MachinaResearch_IoTapps

M2M Application Groups covered in Machina Research’s M2M Forecast Database

Machina Research:

  • The total number of IoT connections will grow from 6 billion in 2015 to 27 billion in 2025, a CAGR of 16%.
  • Today 71% of all IoT connections are connected using a short range technology (e.g. WiFi, Zigbee, or in-building PLC), by 2025 that will have grown slightly to 72%. The big short-range applications, which cause it to be the dominant technology category, are Consumer Electronics, Building Security and Building Automation.
  • Cellular connections will grow from 334 million at the end of 2015 to 2.2 billion by 2025, of which the majority will be LTE. 45% of those cellular connections will be in the ‘Connected Car’ sector, including both factory-fit embedded connections and aftermarket devices.
  • 11% of connections in 2025 will use Low Power Wide Area (LPWA) connections such as Sigfox, LoRa and LTE-NB1.
  • China and the US will be neck-and-neck for dominance of the global market by 2025. China which will account for 21% of global IoT connections, ahead of the US on 20, with similar proportions for cellular connections.
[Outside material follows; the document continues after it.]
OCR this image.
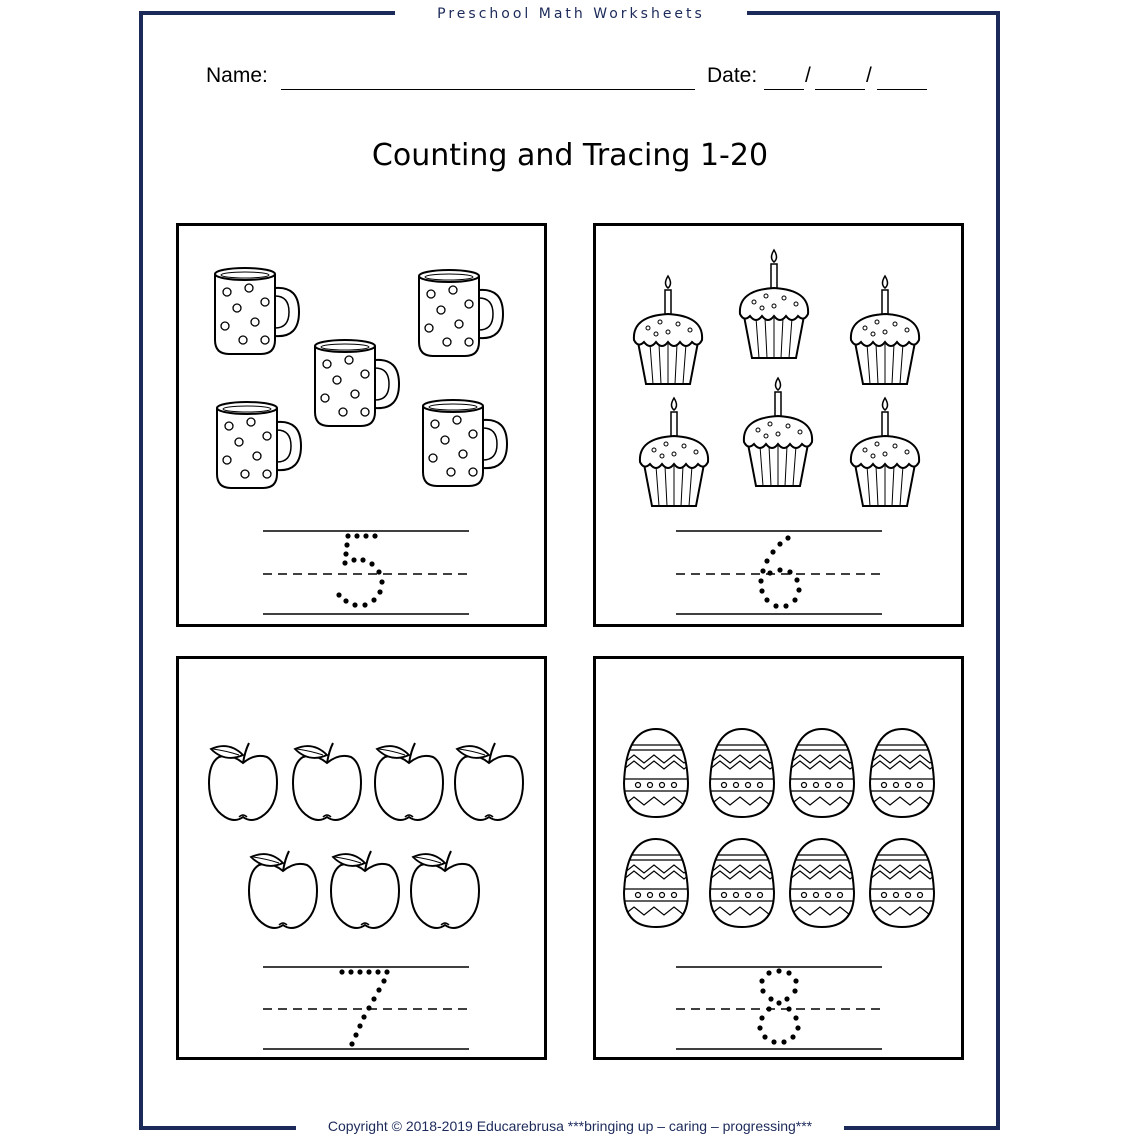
Preschool Math Worksheets
Name:	Date: /	/
Counting and Tracing 1-20
Copyright © 2018-2019 Educarebrusa ***bringing up – caring – progressing***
However, the US wins in terms of IoT revenue (22% vs 19%). Third largest market is Japan with 7% of all connections, 7% of cellular and 6% of global revenue.
  • The total IoT revenue opportunity will be USD3 trillion in 2025 (up from USD750 billion in 2015). Of this figure, USD1.3 trillion will be accounted for by revenue directly derived from end users in the form of devices, connectivity and application revenue. The remainder comes from upstream and downstream IoT-related sources such as application development, systems integration, hosting and data monetisation.
  • By 2025, IoT will generate over 2 zettabytes of data, mostly generated by consumer electronics devices. However it will account for less than 1% of cellular data traffic. Cellular traffic is particularly generated by digital billboards, in-vehicle connectivity and CCTV.